Once you have selected this, the top of the browser window will look like this:
You can see from the figure that the Strava ID (301194 in my case) is at the end of the URL in the address bar.
Once you enter your Strava ID, if you haven’t yet authorised Crickles to access your Strava data a link will appear where you can do this. Alternatively, you can do so at:
Then, if you haven’t got a password yet, hit the Request password button. A password will be emailed to you and it should arrive more or less instantly.
If you wish, once you’ve logged on you can create your own password. As well as being potentially more memorable, this is also more secure. Although the password generated by Crickles is encrypted, it has necessarily passed through email servers en route to you, unlike a password that you choose for yourself.
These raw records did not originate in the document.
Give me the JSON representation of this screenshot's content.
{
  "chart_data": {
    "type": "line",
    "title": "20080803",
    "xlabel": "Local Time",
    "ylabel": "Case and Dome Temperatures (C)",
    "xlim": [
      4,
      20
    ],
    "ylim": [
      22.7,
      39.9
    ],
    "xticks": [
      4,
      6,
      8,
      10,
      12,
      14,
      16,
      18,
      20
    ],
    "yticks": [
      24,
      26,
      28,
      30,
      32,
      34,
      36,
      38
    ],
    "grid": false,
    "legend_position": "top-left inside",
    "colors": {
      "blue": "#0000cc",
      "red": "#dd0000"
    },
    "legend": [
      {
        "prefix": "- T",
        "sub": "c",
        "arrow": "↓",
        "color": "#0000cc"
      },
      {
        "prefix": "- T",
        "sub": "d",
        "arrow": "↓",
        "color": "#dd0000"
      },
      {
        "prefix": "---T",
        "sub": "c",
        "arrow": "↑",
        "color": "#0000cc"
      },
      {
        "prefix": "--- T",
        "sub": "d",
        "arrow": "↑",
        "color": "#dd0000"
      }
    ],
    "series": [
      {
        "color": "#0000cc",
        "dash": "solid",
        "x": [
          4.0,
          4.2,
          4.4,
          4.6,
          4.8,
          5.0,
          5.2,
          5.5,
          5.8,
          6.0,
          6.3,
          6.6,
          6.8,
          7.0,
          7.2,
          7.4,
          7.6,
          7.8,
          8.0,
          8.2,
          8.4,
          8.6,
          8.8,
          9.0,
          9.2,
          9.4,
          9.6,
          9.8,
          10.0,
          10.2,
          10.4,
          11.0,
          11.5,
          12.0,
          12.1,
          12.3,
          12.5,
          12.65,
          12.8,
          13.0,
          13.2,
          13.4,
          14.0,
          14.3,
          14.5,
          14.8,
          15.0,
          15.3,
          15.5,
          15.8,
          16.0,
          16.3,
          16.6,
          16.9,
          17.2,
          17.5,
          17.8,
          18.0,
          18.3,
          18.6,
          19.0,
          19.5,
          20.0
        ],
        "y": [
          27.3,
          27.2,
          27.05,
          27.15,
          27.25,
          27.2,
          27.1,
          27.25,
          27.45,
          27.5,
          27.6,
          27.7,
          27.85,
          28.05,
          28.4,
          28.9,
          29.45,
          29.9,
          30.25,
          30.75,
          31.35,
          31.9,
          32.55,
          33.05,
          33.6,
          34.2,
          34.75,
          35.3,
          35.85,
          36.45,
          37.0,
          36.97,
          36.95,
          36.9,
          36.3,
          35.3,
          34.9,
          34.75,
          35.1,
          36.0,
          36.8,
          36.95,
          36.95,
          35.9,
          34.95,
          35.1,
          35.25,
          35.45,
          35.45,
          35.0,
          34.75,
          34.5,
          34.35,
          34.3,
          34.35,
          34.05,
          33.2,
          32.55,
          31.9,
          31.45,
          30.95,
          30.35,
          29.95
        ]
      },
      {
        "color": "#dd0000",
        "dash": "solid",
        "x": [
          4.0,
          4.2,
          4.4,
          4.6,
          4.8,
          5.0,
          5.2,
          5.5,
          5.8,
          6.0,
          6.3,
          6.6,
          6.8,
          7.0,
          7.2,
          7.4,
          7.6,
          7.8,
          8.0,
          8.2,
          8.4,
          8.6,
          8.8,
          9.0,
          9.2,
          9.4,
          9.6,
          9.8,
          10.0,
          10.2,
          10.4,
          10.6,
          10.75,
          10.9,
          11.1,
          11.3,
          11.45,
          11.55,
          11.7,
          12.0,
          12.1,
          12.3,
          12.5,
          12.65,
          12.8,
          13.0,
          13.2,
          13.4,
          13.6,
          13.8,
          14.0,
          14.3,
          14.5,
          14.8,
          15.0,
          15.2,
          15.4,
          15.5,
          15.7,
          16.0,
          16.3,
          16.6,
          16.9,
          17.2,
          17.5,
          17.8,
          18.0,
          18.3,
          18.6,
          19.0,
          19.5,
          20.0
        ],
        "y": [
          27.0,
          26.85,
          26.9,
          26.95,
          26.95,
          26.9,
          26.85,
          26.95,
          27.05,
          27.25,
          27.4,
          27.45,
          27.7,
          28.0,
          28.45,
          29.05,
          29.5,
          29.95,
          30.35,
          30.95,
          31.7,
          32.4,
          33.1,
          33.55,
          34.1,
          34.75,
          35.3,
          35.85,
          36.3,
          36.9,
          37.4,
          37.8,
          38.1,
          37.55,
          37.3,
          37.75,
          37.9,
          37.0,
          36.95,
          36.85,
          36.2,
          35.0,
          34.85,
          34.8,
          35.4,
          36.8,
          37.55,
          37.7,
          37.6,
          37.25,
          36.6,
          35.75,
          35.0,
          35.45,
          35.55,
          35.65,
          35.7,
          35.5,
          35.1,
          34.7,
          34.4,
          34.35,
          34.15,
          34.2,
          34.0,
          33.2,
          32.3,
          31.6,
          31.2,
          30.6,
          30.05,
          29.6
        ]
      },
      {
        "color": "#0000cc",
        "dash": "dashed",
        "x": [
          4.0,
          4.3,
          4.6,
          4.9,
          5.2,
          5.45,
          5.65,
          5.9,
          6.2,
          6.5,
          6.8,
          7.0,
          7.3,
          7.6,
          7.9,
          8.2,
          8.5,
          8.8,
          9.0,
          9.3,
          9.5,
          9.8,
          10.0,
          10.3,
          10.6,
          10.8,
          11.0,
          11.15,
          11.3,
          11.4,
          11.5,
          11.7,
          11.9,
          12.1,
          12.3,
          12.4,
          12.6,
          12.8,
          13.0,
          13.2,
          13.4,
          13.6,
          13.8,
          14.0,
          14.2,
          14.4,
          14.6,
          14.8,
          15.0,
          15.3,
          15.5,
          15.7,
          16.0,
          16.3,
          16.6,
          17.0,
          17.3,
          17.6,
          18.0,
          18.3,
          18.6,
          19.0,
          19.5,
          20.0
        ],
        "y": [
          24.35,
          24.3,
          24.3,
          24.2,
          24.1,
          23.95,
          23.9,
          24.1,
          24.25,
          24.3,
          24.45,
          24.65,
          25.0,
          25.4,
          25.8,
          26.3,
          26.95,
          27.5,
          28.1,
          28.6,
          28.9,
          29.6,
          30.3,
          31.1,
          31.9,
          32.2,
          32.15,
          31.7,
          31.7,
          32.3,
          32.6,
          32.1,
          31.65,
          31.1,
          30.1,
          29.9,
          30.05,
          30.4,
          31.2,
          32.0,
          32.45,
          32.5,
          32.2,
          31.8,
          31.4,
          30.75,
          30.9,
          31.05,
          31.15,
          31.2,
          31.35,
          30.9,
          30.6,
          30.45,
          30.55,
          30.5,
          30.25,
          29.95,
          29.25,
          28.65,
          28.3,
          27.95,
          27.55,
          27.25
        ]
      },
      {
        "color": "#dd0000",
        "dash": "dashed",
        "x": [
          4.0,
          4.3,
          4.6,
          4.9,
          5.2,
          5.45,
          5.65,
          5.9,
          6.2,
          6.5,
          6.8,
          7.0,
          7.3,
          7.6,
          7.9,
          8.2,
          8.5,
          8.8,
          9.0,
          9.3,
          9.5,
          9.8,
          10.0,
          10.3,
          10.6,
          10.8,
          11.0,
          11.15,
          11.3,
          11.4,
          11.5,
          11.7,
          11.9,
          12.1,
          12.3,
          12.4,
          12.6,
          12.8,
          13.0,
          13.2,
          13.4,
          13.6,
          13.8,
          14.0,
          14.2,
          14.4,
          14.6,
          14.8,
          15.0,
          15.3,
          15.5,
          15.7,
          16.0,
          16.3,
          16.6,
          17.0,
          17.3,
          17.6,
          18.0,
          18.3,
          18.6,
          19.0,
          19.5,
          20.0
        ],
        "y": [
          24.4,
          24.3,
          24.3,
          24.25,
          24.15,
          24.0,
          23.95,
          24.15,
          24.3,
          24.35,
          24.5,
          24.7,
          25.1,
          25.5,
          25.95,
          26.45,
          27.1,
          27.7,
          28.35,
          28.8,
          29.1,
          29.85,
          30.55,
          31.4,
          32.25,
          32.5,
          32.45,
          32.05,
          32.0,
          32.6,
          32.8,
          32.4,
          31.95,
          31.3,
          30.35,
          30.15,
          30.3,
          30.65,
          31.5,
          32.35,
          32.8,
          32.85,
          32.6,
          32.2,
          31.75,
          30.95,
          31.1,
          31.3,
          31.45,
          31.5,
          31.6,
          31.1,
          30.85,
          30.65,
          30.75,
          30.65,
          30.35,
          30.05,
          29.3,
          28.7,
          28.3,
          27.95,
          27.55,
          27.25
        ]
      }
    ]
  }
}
You change password using this screen:
You get to it by checking the Change password? checkbox in the side panel. If you’re on the screen and decide that you don’t want to create a new password, simply uncheck the box. Once you’ve changed the password you’ll need to re-enter it to log in.
After you have logged in you should not usually need to do so again on the same device. (If, though, you have disabled all cookies in your browser you’ll need to log in every time.) The way that credentials are shared between devices, and whether and how passwords are cached, will depend upon your device, your browser and your settings.
Significantly, no one can now see your data on Crickles without logging in as you. Your Strava Friends who are also on Crickles can compare various aggregate CSS measures and compare charts of activities that have not marked as Private on Strava, but the detailed information that you can see is now just your own.